With respect to Defendant's contentions about his counsel, the Court expressly asked Defendant if he had an opportunity to discuss the plea with his attorney, if Defendant understood everything his attorney had explained to him, and whether he was satisfied with his attorney's representation of him. Tr. pp. 5–6. Defendant answered “yes” to each of those questions. Tr. pp. 5–6. Defendant did not voice any problems with his attorney, either during the proceedings or during his allocution.
Further, the Court expressly noted at least three times during the allocution the terms of the sentence promise that was offered to Defendant as part of the plea agreement—that, upon meeting certain conditions, Defendant would receive a determinate sentence of eleven years in state prison, which included an eight year sentence plus three additional years because the victim was operating a “for hire” vehicle at the time of the crime, and that there would be five years of post-release supervision for the charge of Robbery in the First Degree. Tr. pp. 4, 6, 12. Defendant stated during his allocution that he understood all of the terms of his guilty plea and the terms of the sentence that would be imposed. Tr. pp. 9–14.
Defendant's request that the Court consider a finding by a psychologist that Defendant has “Borderline Intellectual Functioning” in determining whether Defendant be permitted to withdraw his guilty plea also is unavailing. No such finding is in the record. Although Defendant points to an evaluation conducted by a psychologist retained by Defendant's previous counsel, which report apparently was submitted to the District Attorney's office in September 2009, as well as to the Court, the report provides no support for Defendant's contention that he was mentally incompetent to enter a guilty plea. The report does not indicate that Defendant is unable to understand what is said to him or to comprehend the consequences of his actions. Notably, no application ever was made, during the 22 months that the matter was pending, pursuant to CPL 730.10, for a determination that Defendant be considered an “incapacitated person.” Indeed, Defendant does not even claim, in his affidavit in support of his on this motion, that he did not understand the nature of his plea. Defendant's level of intellectual functioning is not so low as to render him incapable of understanding the nature of his plea or its consequences. People v. Young, 257 A.D.2d 764, 764 (3rd Dept.1999). Indeed, the Court's observation of Defendant during the plea lead to its conclusion that Defendant's plea was made knowingly, intelligently and voluntarily.

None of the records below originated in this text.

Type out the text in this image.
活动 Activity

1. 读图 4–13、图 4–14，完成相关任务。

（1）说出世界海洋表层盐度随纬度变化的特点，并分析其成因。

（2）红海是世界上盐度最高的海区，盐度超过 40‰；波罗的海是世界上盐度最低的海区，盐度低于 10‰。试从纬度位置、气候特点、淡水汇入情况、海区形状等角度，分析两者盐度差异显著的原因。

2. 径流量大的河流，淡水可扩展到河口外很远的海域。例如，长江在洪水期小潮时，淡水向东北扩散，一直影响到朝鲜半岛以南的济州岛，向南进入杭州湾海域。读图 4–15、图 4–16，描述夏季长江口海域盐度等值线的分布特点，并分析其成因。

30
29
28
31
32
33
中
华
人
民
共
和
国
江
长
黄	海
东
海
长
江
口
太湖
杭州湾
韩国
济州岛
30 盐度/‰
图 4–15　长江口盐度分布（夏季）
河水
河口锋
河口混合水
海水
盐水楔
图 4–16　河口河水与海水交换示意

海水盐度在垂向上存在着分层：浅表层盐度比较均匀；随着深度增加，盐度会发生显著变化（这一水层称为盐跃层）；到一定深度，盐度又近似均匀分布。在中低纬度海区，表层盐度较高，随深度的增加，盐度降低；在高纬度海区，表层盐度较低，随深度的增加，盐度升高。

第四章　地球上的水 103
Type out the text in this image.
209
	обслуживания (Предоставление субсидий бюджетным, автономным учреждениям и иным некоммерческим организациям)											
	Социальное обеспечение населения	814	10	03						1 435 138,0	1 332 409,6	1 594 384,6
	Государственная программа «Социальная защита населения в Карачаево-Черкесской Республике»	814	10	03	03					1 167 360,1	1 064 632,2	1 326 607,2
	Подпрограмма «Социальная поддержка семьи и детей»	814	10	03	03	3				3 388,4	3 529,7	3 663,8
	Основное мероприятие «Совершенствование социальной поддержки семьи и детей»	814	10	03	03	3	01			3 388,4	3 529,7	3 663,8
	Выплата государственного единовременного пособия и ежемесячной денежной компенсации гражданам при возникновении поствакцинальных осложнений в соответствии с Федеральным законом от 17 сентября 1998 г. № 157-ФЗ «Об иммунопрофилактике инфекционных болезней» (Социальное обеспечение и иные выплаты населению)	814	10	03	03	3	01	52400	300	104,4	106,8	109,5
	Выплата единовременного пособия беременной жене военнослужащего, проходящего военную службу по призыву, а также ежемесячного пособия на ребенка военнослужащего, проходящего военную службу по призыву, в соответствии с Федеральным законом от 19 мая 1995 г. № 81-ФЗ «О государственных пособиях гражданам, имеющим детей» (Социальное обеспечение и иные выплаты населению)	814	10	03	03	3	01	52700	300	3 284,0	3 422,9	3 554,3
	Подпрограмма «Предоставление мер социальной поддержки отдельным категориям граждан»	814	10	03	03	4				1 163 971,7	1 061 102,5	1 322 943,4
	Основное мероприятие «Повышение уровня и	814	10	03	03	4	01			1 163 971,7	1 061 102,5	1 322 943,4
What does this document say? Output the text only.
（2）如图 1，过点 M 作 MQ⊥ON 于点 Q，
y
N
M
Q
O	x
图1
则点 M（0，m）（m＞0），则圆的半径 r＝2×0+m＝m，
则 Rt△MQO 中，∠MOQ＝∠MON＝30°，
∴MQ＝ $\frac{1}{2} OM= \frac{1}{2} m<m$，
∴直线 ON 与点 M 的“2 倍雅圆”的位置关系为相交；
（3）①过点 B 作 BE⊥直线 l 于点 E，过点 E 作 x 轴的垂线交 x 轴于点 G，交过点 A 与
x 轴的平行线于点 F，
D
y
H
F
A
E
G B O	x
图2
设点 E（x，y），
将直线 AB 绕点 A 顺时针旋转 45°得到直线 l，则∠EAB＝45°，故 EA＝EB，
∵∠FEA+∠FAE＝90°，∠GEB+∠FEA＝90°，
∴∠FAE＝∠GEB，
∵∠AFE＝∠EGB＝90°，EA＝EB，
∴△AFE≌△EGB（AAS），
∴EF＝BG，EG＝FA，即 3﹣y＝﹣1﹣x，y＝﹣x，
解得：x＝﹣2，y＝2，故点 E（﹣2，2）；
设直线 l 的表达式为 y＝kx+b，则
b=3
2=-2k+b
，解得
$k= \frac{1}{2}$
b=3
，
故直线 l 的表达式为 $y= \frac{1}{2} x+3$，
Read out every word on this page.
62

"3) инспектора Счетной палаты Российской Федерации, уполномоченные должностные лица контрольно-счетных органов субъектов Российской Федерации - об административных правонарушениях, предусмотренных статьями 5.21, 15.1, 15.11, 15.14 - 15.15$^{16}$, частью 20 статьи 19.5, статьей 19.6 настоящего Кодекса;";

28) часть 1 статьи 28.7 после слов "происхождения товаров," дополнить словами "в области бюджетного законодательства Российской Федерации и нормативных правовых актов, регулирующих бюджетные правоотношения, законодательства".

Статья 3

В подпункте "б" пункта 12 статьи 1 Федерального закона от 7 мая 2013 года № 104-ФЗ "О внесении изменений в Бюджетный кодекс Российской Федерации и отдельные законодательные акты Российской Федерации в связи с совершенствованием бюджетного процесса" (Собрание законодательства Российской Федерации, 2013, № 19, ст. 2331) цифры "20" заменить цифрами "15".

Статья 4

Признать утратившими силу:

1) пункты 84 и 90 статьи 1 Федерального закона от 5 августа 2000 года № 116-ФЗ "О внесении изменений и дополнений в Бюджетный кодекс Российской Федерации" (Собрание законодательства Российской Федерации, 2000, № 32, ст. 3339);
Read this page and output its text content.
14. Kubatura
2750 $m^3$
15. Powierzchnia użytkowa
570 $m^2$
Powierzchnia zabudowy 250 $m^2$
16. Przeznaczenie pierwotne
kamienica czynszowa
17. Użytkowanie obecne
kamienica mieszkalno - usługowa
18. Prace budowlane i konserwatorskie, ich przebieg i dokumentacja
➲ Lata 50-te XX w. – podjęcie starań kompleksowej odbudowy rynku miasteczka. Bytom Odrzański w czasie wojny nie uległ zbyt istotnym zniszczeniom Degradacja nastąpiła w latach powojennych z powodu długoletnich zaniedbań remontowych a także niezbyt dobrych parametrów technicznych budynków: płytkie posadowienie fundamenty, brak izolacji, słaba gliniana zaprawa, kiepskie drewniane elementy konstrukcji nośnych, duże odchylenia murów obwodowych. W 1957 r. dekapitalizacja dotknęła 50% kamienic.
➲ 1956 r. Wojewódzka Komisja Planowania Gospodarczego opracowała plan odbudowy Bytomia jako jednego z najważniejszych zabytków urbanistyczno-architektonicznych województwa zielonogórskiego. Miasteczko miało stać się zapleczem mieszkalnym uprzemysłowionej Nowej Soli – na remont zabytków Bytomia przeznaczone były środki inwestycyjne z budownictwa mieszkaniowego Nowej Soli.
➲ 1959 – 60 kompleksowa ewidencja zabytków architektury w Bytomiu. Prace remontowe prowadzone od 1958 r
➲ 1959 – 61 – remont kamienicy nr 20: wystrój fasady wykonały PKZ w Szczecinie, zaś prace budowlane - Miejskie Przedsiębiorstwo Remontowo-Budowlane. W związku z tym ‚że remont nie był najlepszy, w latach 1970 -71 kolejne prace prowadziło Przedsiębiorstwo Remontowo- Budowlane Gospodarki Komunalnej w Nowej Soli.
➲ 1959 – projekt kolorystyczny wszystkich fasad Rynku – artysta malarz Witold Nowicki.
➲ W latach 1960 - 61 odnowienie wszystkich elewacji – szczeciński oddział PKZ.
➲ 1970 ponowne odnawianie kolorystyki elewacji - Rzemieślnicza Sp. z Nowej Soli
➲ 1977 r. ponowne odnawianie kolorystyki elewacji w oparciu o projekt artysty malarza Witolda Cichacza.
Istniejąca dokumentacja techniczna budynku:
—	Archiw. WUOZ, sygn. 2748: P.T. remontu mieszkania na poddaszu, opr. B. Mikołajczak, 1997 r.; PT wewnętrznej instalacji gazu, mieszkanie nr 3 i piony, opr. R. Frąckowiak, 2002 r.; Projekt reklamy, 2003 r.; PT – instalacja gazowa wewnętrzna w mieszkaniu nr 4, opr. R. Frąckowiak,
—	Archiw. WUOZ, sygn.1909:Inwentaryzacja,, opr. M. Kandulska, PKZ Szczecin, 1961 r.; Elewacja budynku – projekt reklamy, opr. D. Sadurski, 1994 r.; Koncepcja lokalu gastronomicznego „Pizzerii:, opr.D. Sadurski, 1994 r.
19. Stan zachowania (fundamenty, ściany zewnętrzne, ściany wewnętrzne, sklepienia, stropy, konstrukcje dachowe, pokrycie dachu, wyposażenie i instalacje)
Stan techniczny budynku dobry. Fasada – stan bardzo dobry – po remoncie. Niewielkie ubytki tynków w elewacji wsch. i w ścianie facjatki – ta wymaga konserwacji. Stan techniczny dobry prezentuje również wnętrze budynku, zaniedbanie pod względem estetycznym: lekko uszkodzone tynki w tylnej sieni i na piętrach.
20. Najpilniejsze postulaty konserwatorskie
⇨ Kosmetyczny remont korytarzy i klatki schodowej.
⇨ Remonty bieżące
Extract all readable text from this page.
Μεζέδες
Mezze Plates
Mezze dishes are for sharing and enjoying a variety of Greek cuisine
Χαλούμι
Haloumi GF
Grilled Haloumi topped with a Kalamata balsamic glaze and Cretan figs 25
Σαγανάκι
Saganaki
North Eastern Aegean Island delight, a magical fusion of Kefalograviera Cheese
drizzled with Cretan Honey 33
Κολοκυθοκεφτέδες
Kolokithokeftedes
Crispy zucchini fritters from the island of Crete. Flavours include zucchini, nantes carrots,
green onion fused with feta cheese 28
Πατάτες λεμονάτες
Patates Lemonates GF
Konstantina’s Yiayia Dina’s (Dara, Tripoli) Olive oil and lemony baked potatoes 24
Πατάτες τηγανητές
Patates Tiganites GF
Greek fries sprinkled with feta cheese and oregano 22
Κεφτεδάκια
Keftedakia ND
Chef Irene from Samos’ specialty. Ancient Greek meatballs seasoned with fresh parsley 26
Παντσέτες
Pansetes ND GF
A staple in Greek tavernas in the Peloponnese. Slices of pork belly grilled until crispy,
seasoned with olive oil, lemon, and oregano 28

Defendant's assertion that he was under significant stress at the time of the plea, due to his wife's medical problems, and the stress of the trial, also is not a basis to allow Defendant to withdraw his plea. People v. Alexander, 97 N.Y.2d at 486 (that defendant is “emotionally distraught” when pleading guilty affords no basis to withdraw plea), citing, People v. Green, 75 N.Y.2d 902, 904 (1990).
Accordingly, Defendant's motion to withdraw his guilty plea is without merit and is denied in its entirety.
The following papers were considered by the Court in deciding this motion: Notice of Motion, filed on June 14, 2010, and Attorney's Affirmation in Support of Motion by Michael Torres, Esq., and Affidavit in Support by Mark Jurgins; Affidavit in Opposition by Assistant District Attorney Diego Hernandez, filed on June 17, 2010.
The foregoing constitutes the decision and order of the Court.